Réponse apportée en séance publique le 21/05/2013

M. Alain Néri. Madame la ministre, je veux d'abord vous dire combien j'ai été non pas seulement surpris, mais choqué par la décision envisagée d'évincer - on pourrait même parler de « radiation » - la lutte du programme olympique pour les jeux d'Istanbul de 2020.

Une telle initiative m'apparaît en totale contradiction avec l'esprit et l'histoire même des jeux Olympiques. En effet, la lutte est une discipline olympique depuis l'Antiquité.

Certes, cette discipline ne bénéficie malheureusement pas de la couverture médiatique qu'elle mérite. Toutefois, elle demeure un sport de base de l'éducation physique et même, par les qualités de respect qu'elle développe, sociale et citoyenne. Ce sport éminemment populaire correspond au plus pur esprit de l'olympisme et de ses valeurs : il n'est pas gangrené par l'argent, qui dénature aujourd'hui plus que jamais de trop nombreuses disciplines sportives - et qui seront, elles, bien présentes aux jeux.

Je n'ose imaginer que c'est au motif que la lutte est un sport pauvre financièrement - alors qu'il est si riche moralement ! - que certains ont imaginé pouvoir l'exclure des jeux Olympiques.

En tout état de cause, son éviction serait un véritable séisme pour le sport mondial.

Plusieurs nations, comme les États-Unis, la Russie, la Turquie, la Roumanie, la Bulgarie et bien d'autres, ont déjà réagi pour protester contre cette injustice et demander la réintégration de la lutte au programme olympique.

Les lutteurs français, qui ont brillé et brillent encore aujourd'hui dans de nombreuses compétitions internationales, ainsi que les nombreux dirigeants et éducateurs bénévoles ne comprennent ni n'acceptent cette stigmatisation de leur sport. La France ne peut être absente de ce combat. Il faut sauver la lutte, madame la ministre !

Je suis intervenu auprès du Comité national olympique et sportif français et de son président, dont j'attends la réponse, pour qu'il se mobilise afin que cette décision soit annulée.

Madame la ministre, envisagez-vous, vous-même, d'intervenir auprès du président du Comité national olympique et sportif français et du Comité international olympique ?

M. le président. La parole est à Mme la ministre.

Mme Valérie Fourneyron, ministre des sports, de la jeunesse, de l'éducation populaire et de la vie associative.

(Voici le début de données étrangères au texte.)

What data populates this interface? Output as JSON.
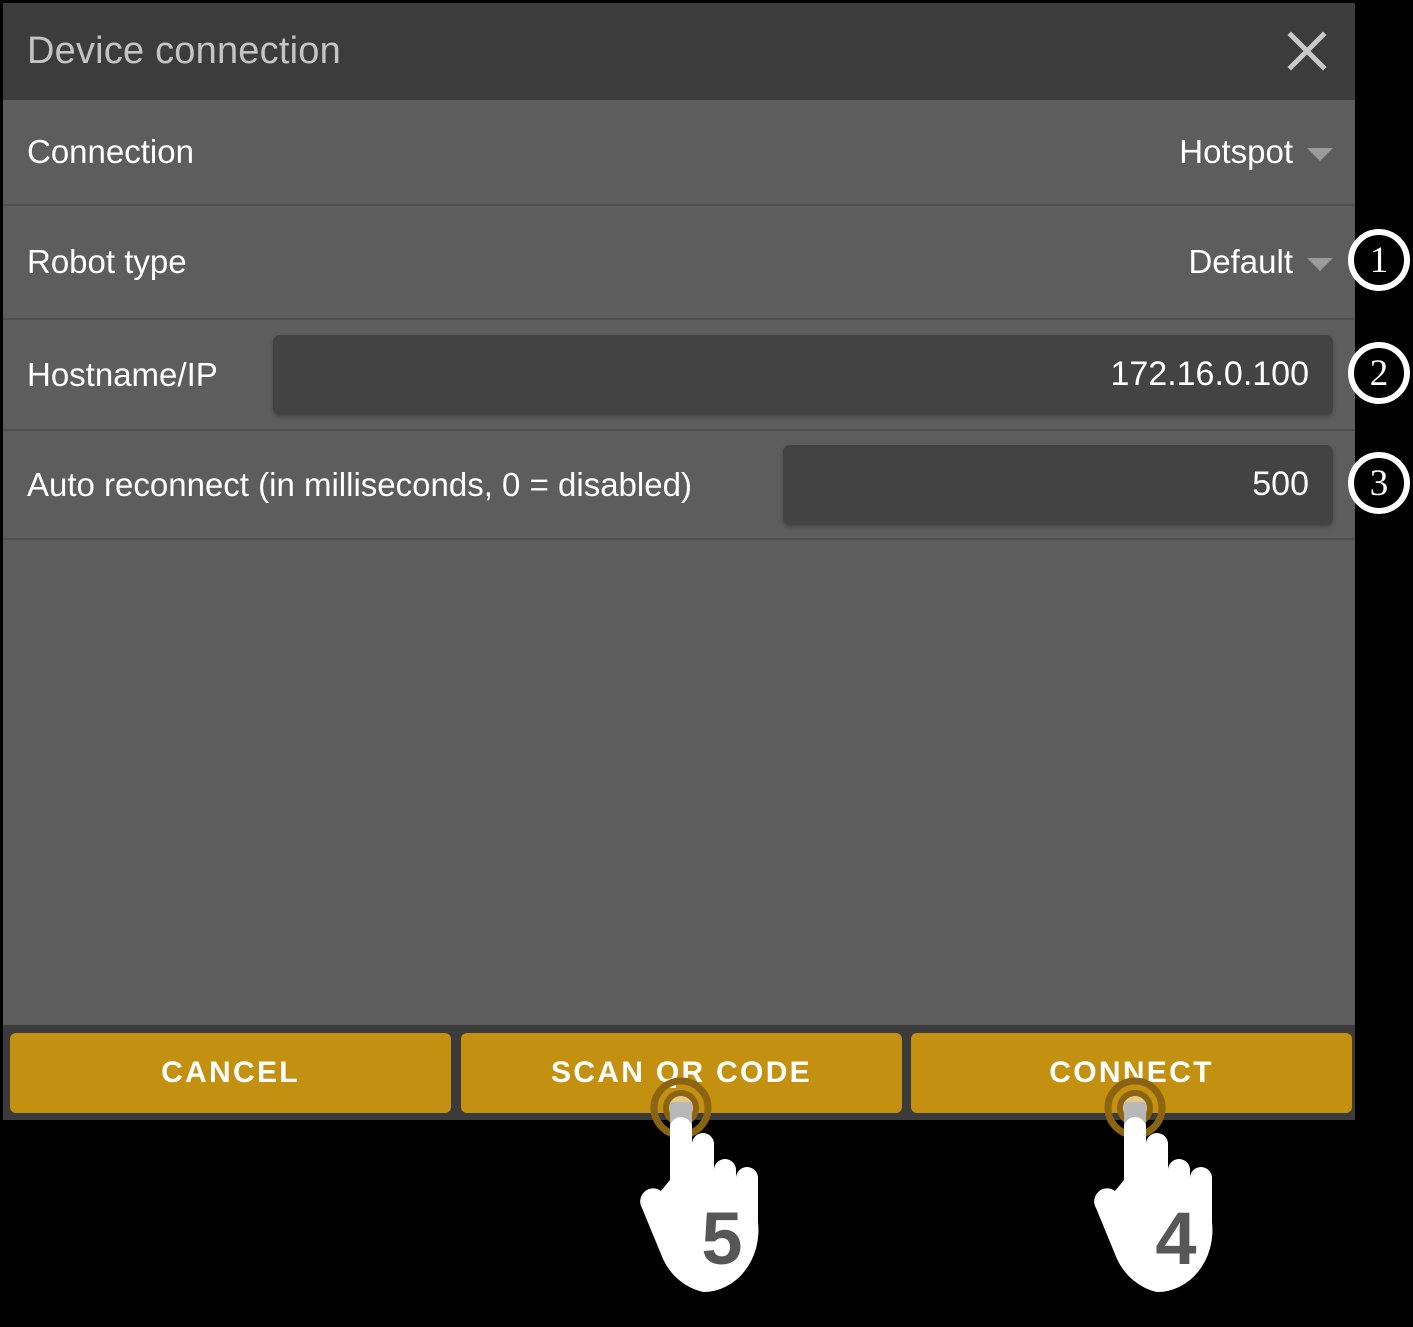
{
  "dialog": {
    "title": "Device connection",
    "close_icon": "close-icon"
  },
  "rows": {
    "connection": {
      "label": "Connection",
      "value": "Hotspot",
      "control": "dropdown"
    },
    "robot_type": {
      "label": "Robot type",
      "value": "Default",
      "control": "dropdown"
    },
    "hostname": {
      "label": "Hostname/IP",
      "value": "172.16.0.100",
      "control": "text-field"
    },
    "auto_reconnect": {
      "label": "Auto reconnect (in milliseconds, 0 = disabled)",
      "value": "500",
      "control": "text-field"
    }
  },
  "footer": {
    "cancel_label": "CANCEL",
    "scan_qr_label": "SCAN QR CODE",
    "connect_label": "CONNECT"
  },
  "annotations": {
    "badges": [
      {
        "number": "1",
        "target": "robot-type-dropdown"
      },
      {
        "number": "2",
        "target": "hostname-field"
      },
      {
        "number": "3",
        "target": "auto-reconnect-field"
      }
    ],
    "hands": [
      {
        "number": "5",
        "target": "scan-qr-code-button"
      },
      {
        "number": "4",
        "target": "connect-button"
      }
    ]
  },
  "colors": {
    "accent": "#c4900f",
    "dialog_background": "#5d5d5d",
    "titlebar_background": "#3c3c3c",
    "field_background": "#434343",
    "page_background": "#000000",
    "text": "#ffffff",
    "title_text": "#c4c4c4",
    "hand_fill": "#ffffff",
    "hand_number": "#575757"
  }
}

Monsieur le sénateur, comme vous venez de le rappeler, la commission exécutive du Comité international olympique, le CIO, a arrêté le 12 février dernier la liste des vingt-cinq sports qui figureront au programme officiel des jeux Olympiques de 2020. Cette liste sera ensuite soumise à l'approbation de la 125e session du CIO, qui se réunira en septembre prochain à Buenos Aires.

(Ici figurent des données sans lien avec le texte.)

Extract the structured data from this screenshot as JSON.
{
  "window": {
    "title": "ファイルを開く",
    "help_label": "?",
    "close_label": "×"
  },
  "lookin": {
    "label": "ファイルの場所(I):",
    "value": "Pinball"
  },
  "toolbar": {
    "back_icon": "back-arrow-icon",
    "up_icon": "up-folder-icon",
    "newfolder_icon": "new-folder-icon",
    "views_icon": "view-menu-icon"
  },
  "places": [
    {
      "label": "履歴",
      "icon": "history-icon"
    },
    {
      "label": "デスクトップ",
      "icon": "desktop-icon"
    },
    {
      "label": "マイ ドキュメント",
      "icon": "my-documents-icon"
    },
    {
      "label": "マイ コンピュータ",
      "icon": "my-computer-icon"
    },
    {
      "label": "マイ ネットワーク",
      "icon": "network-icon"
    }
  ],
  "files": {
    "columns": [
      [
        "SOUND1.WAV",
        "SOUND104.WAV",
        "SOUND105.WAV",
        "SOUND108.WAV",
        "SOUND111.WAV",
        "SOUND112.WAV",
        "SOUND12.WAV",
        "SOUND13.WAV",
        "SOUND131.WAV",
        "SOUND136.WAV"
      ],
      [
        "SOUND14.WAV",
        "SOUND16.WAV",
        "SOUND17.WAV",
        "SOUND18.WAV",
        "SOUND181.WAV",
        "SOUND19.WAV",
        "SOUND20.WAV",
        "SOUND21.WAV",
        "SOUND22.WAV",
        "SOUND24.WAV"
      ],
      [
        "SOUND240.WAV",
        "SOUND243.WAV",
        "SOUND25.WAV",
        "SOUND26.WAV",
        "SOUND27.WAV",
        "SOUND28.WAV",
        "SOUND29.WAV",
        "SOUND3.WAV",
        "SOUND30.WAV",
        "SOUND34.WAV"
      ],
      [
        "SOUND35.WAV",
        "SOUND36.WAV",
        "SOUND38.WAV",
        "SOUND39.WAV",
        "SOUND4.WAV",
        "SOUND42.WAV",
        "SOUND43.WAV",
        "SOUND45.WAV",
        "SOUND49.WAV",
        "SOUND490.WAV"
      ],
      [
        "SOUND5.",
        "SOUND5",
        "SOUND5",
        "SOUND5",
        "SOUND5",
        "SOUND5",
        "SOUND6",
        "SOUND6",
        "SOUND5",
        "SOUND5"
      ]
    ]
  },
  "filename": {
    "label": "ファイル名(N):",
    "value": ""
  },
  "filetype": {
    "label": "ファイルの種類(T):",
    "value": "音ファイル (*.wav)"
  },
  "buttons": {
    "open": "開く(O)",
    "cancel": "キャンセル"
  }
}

À la surprise générale, la lutte a été retirée de ce programme.

Comme vous venez de l'indiquer, cette décision a abasourdi les lutteurs du monde entier, notamment les 20 000 licenciés de la Fédération française de lutte, qui a vu le nombre de licenciés augmenter de 8 % au cours de l'année 2012.

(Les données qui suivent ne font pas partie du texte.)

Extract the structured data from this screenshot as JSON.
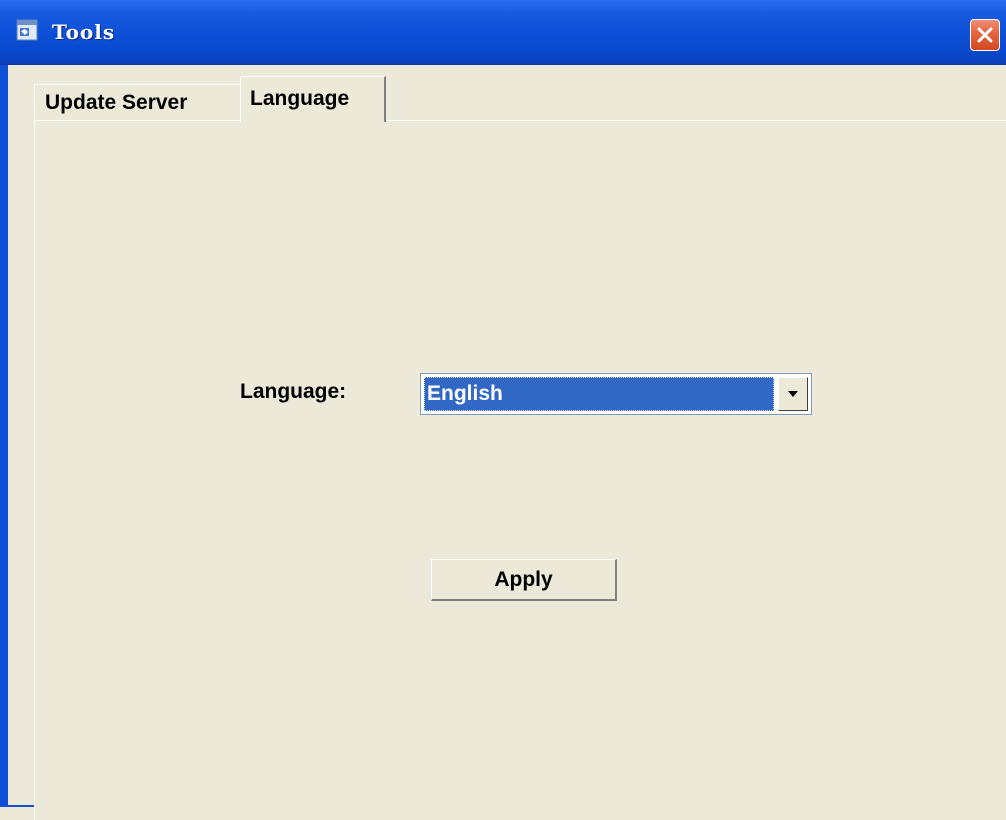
{
  "window": {
    "title": "Tools",
    "title_color": "#ffffff",
    "titlebar_color": "#0c4fd6",
    "close_color": "#e3653f"
  },
  "tabs": [
    {
      "label": "Update Server",
      "selected": false
    },
    {
      "label": "Language",
      "selected": true
    }
  ],
  "language_tab": {
    "language_label": "Language:",
    "language_select": {
      "selected_value": "English",
      "highlight_color": "#3168c6"
    },
    "apply_label": "Apply"
  },
  "icons": {
    "app": "app-window-icon",
    "close": "close-icon",
    "dropdown": "chevron-down-icon"
  },
  "colors": {
    "background": "#ece9d8"
  }
}
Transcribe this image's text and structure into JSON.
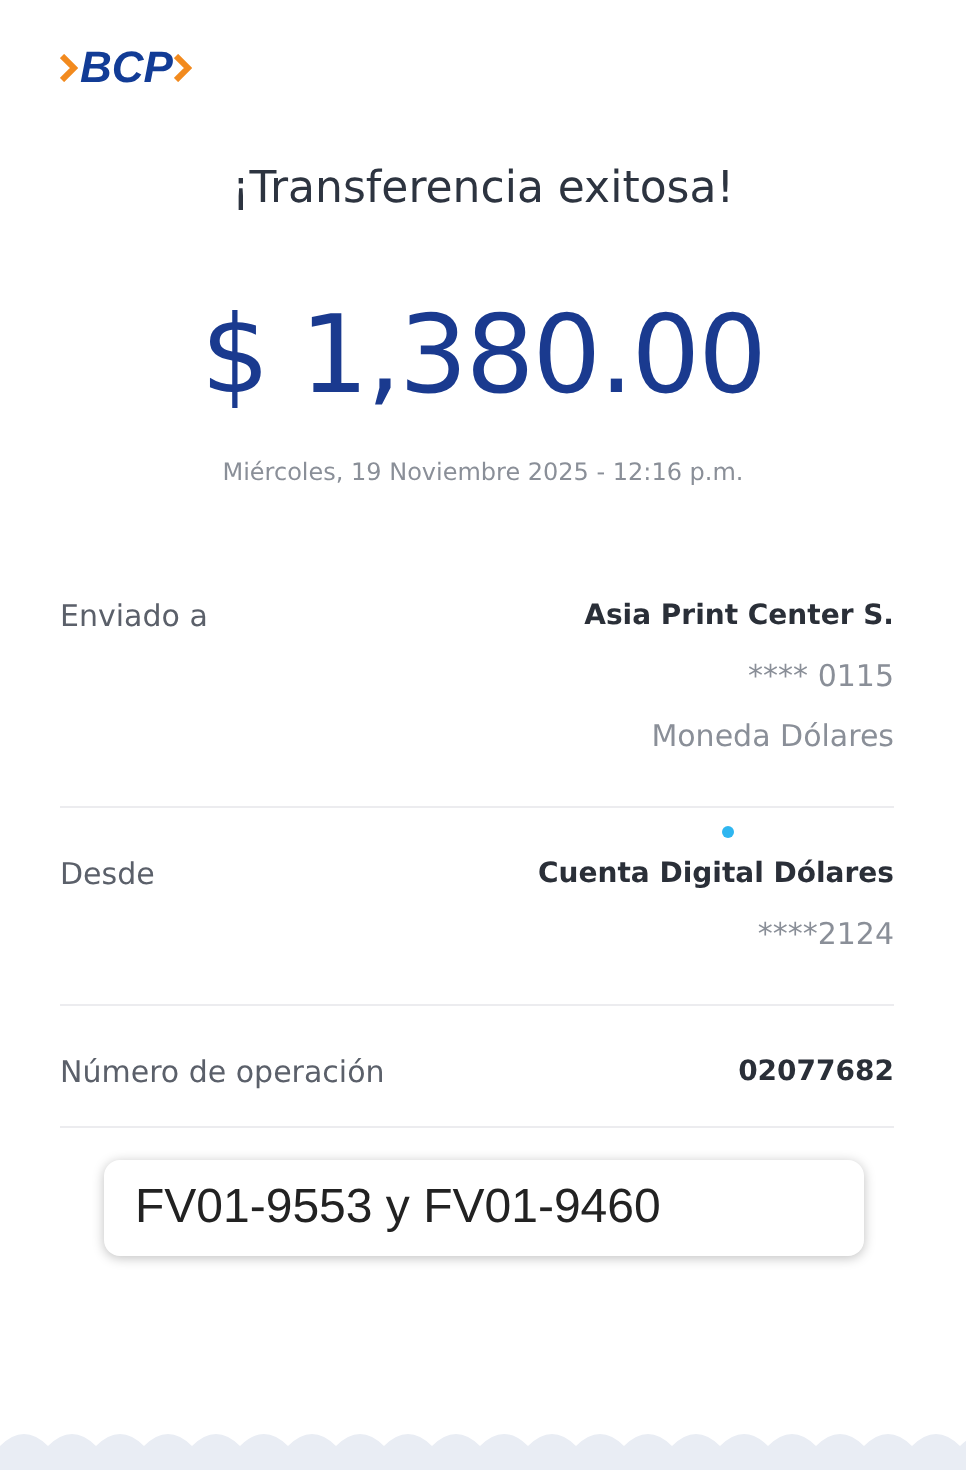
{
  "logo": {
    "text": "BCP"
  },
  "title": "¡Transferencia exitosa!",
  "amount": "$ 1,380.00",
  "datetime": "Miércoles, 19 Noviembre 2025 - 12:16 p.m.",
  "details": [
    {
      "label": "Enviado a",
      "values": [
        "Asia Print Center S.",
        "**** 0115",
        "Moneda Dólares"
      ]
    },
    {
      "label": "Desde",
      "values": [
        "Cuenta Digital Dólares",
        "****2124"
      ]
    },
    {
      "label": "Número de operación",
      "values": [
        "02077682"
      ]
    }
  ],
  "note": "FV01-9553 y FV01-9460"
}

Monsieur le sénateur, vous êtes depuis des années, je le sais, un défenseur sincère de cette discipline qui occupait une place éminente dans les jeux Olympiques de l'époque antique, comme elle fut une épreuve phare des premiers jeux de l'ère moderne, voulus par Pierre de Coubertin.

Nous gardons, vous et moi, comme nombre de nos compatriotes, le souvenir de la médaille de bronze de Steeve Guénot aux jeux Olympiques de Londres, de sa médaille d'or à Pékin - la première médaille d'or obtenue par la France à ces jeux Olympiques ! -, ainsi que de la médaille de bronze de son frère. Nous nous souvenons également des médailles obtenues par Daniel Robin aux jeux Olympiques de Mexico et de Ghani Yalouz aux jeux d'Atlanta, sans oublier nos deux médaillées Anna Gomis et Lise Legrand lorsque, pour la première fois, la lutte féminine a fait son apparition, en 2004, à Athènes.

Il ne s'agit cependant pas d'une décision définitive de retrait, puisque la lutte peut encore être réintégrée au programme des jeux Olympiques de 2020.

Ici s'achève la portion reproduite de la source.